'It was him or me', murder accused told gardaí

A Bray man accused of fatally stabbing a man six years ago told gardaí he didn't "intend to stab" the deceased, saying "It was him or me", the Central Criminal Court has heard.

A Bray man accused of fatally stabbing a man six years ago told gardaí he didn't "intend to stab" the deceased, saying "It was him or me", the Central Criminal Court has heard.

Richard O’Carroll (aged 33) with addresses at Greenpark Road, Bray, Co Wicklow and Cois Sleibhe, Southern Cross Road, Bray has pleaded not guilty to the murder of Keith Fortune (aged 27) of Hazelwood Upper, Dargle Road, Bray.

Mr Fortune allegedly died as a result of an incident at the "William Dargan Inn", Goldsmith Terrace, on Quinsboro Road in Bray in the early hours of May 2, 1999. He was in the company of family celebrating the christening of a child earlier that day.

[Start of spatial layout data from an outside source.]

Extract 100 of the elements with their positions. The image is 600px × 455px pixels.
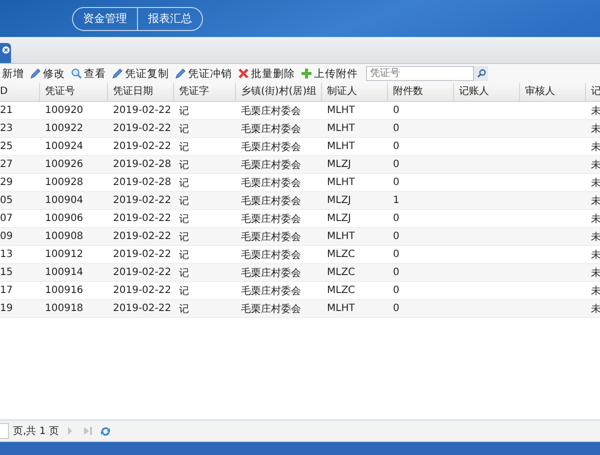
table-cell: 25 bbox=[0, 141, 13, 152]
table-cell: 2019-02-22 bbox=[113, 285, 172, 296]
table-cell-text: 记 bbox=[179, 158, 189, 172]
table-cell: MLHT bbox=[327, 105, 355, 116]
table-cell: 23 bbox=[0, 123, 13, 134]
table-cell: 0 bbox=[393, 123, 400, 134]
pencil-icon bbox=[30, 68, 41, 79]
table-cell: 09 bbox=[0, 231, 13, 242]
table-cell: 2019-02-22 bbox=[113, 303, 172, 314]
table-cell-text: 记 bbox=[179, 230, 189, 244]
table-cell: 100918 bbox=[45, 303, 84, 314]
table-cell-text: 毛栗庄村委会 bbox=[241, 230, 301, 244]
nav-tab[interactable]: 资金管理 bbox=[73, 8, 137, 30]
column-header[interactable]: 乡镇(街)村(居)组 bbox=[241, 83, 317, 101]
table-cell-text: 记 bbox=[179, 266, 189, 280]
table-cell-text: 毛栗庄村委会 bbox=[241, 194, 301, 208]
table-cell: 0 bbox=[393, 231, 400, 242]
page-field[interactable] bbox=[0, 423, 9, 439]
last-icon bbox=[84, 427, 92, 435]
tab[interactable] bbox=[0, 43, 11, 63]
column-header[interactable]: 附件数 bbox=[393, 83, 423, 101]
table-cell: 100908 bbox=[45, 231, 84, 242]
table-cell: 100904 bbox=[45, 195, 84, 206]
toolbar-button[interactable]: 修改 bbox=[30, 66, 65, 80]
table-cell: 100924 bbox=[45, 141, 84, 152]
column-header[interactable]: 凭证日期 bbox=[113, 83, 153, 101]
table-cell: MLZJ bbox=[327, 195, 351, 206]
table-cell-text: 记 bbox=[179, 104, 189, 118]
table-cell: 0 bbox=[393, 303, 400, 314]
table-cell: 21 bbox=[0, 105, 13, 116]
table-cell-text: 记 bbox=[179, 194, 189, 208]
magnifier-icon bbox=[71, 68, 82, 79]
search-button[interactable] bbox=[474, 66, 488, 81]
table-cell-text: 毛栗庄村委会 bbox=[241, 302, 301, 316]
table-cell: MLHT bbox=[327, 141, 355, 152]
table-cell-text: 毛栗庄村委会 bbox=[241, 266, 301, 280]
table-cell: 13 bbox=[0, 249, 13, 260]
table-cell: 2019-02-22 bbox=[113, 213, 172, 224]
column-header[interactable]: 记账人 bbox=[459, 83, 489, 101]
toolbar-button[interactable]: 新增 bbox=[2, 66, 24, 80]
table-cell: MLHT bbox=[327, 303, 355, 314]
toolbar-button[interactable]: 凭证冲销 bbox=[175, 66, 232, 80]
table-cell-text: 记 bbox=[179, 248, 189, 262]
table-cell: 2019-02-22 bbox=[113, 105, 172, 116]
page-count: 页,共 1 页 bbox=[13, 424, 59, 438]
table-cell: 2019-02-22 bbox=[113, 141, 172, 152]
table-cell: 05 bbox=[0, 195, 13, 206]
table-cell: 2019-02-28 bbox=[113, 159, 172, 170]
nav-tab[interactable]: 报表汇总 bbox=[137, 8, 202, 30]
table-cell: MLZJ bbox=[327, 213, 351, 224]
column-header[interactable]: 制证人 bbox=[327, 83, 357, 101]
table-cell: 17 bbox=[0, 285, 13, 296]
table-cell: 0 bbox=[393, 141, 400, 152]
table-cell-text: 毛栗庄村委会 bbox=[241, 212, 301, 226]
table-cell: 15 bbox=[0, 267, 13, 278]
table-cell: 0 bbox=[393, 105, 400, 116]
table-cell: MLHT bbox=[327, 231, 355, 242]
table-cell: 100920 bbox=[45, 105, 84, 116]
table-cell: 0 bbox=[393, 249, 400, 260]
table-cell: 100914 bbox=[45, 267, 84, 278]
table-cell: 100922 bbox=[45, 123, 84, 134]
column-header[interactable]: 凭证字 bbox=[179, 83, 209, 101]
table-cell: MLZC bbox=[327, 267, 356, 278]
toolbar-button[interactable]: 凭证复制 bbox=[112, 66, 169, 80]
search-icon bbox=[476, 69, 486, 78]
table-cell: 19 bbox=[0, 303, 13, 314]
table-cell: 100906 bbox=[45, 213, 84, 224]
table-cell: 100926 bbox=[45, 159, 84, 170]
toolbar-button[interactable]: 批量删除 bbox=[238, 66, 295, 80]
table-cell: 07 bbox=[0, 213, 13, 224]
table-cell: 0 bbox=[393, 177, 400, 188]
plus-icon bbox=[301, 68, 312, 79]
table-cell-text: 记 bbox=[179, 284, 189, 298]
table-cell-text: 毛栗庄村委会 bbox=[241, 176, 301, 190]
table-cell: 2019-02-28 bbox=[113, 177, 172, 188]
table-cell: MLHT bbox=[327, 177, 355, 188]
table-cell: 2019-02-22 bbox=[113, 195, 172, 206]
table-cell-text: 记 bbox=[179, 176, 189, 190]
table-cell: 1 bbox=[393, 195, 400, 206]
table-cell-text: 记 bbox=[179, 140, 189, 154]
table-cell: 0 bbox=[393, 159, 400, 170]
column-header[interactable]: 凭证号 bbox=[45, 83, 75, 101]
toolbar-button[interactable]: 查看 bbox=[71, 66, 106, 80]
pencil-icon bbox=[175, 68, 186, 79]
column-header[interactable]: 审核人 bbox=[525, 83, 555, 101]
pencil-icon bbox=[112, 68, 123, 79]
close-icon[interactable] bbox=[2, 46, 10, 54]
table-cell: 2019-02-22 bbox=[113, 231, 172, 242]
table-cell-text: 记 bbox=[179, 302, 189, 316]
table-cell: 2019-02-22 bbox=[113, 249, 172, 260]
table-cell: 29 bbox=[0, 177, 13, 188]
table-cell-text: 毛栗庄村委会 bbox=[241, 122, 301, 136]
table-cell: 2019-02-22 bbox=[113, 123, 172, 134]
table-cell: 100912 bbox=[45, 249, 84, 260]
search-field[interactable]: 凭证号 bbox=[366, 66, 474, 81]
toolbar-button[interactable]: 上传附件 bbox=[301, 66, 358, 80]
table-cell: 0 bbox=[393, 213, 400, 224]
column-header[interactable]: D bbox=[0, 83, 8, 101]
table-cell-text: 毛栗庄村委会 bbox=[241, 104, 301, 118]
table-cell: MLHT bbox=[327, 123, 355, 134]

Detective Sargent Patrick Campbell told the jury he arrested the accused man in Bray at 9.20am on May 2, 1999.

"Keith said something, a smart remark," O’Carroll allegedly told gardaí. "I exchanged some words with him. Then I saw the knife come out of his sleeve. I quickly head-butted him. A scuffle followed and we wrestled around with the knife and Keith got stabbed."

O’Carroll also allegedly told gardaí: "I took the knife from Keith Fortune and we were still struggling. I can’t remember what happened to the knife. Someone could have taken it off me."

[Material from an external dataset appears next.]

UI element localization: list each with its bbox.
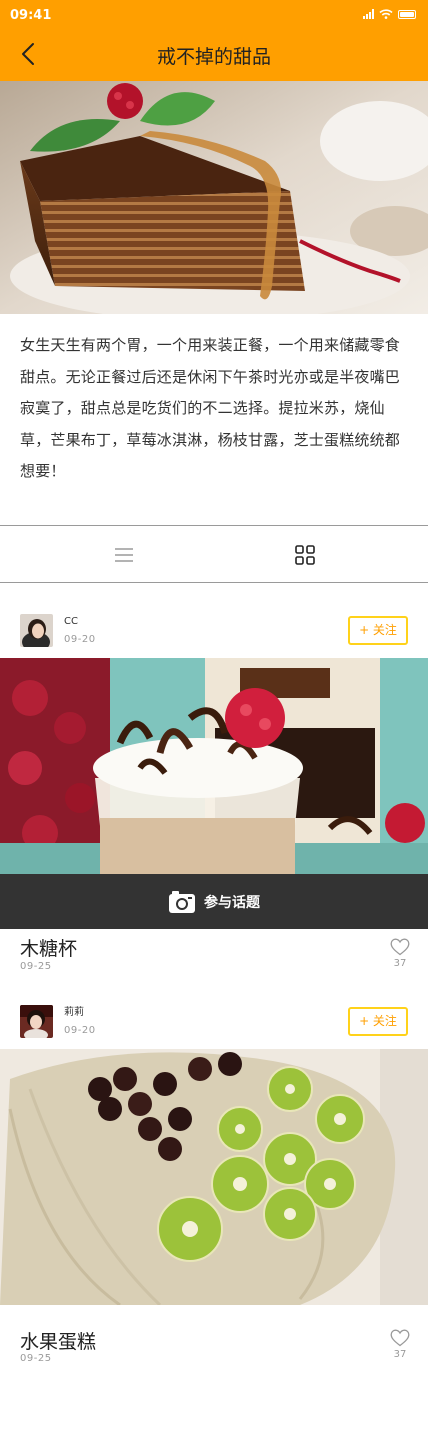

Detective Inspector Gerald O'Carroll told the jury that the accused man told gardaí that he stabbed the deceased in self defence allegedly saying: "I didn’t want to be the one ending up in the morgue."

The accused man said to gardaí that he believed alcohol "played a part in it".

"Keith was drunk and I was drunk".

In his statement to gardaí Mr O’Carroll apologised for stabbing his friend and former work colleague saying: "I am very sorry."

"I knew him from my teens and we used to work together. I wish to apologise to Keith Fortune’s family and to my own family," the accused man told gardaí.

One of the State’s leading witnesses, Ms Jacqueline Smith from Bray was yesterday deemed a hostile witness by trial judge Ms Justice Elizabeth Dunne.

Ms Smith told the jury she "couldn’t remember" making her three statements to gardaí and also she couldn’t remember much of May 1 in the William Dargan Inn.

Prosecuting counsel, Mr Barry Hickson SC read to the jury Ms Smith’s three statements in which she told gardaí she was in the company of Keith Fortune on the night of the fatal stabbing. Mr Fortune, she told gardaí, left the pub to go home after last orders.

Mr Hickson SC suggested to Ms Smith that her "lapse of memory was a strategy of convenience".

Ms Smith told the court at the time of the stabbing she was a heroin addict and "would have said mass to get her next fix".

The trial continues before Ms Justice Elizabeth Dunne at the Central Criminal Court.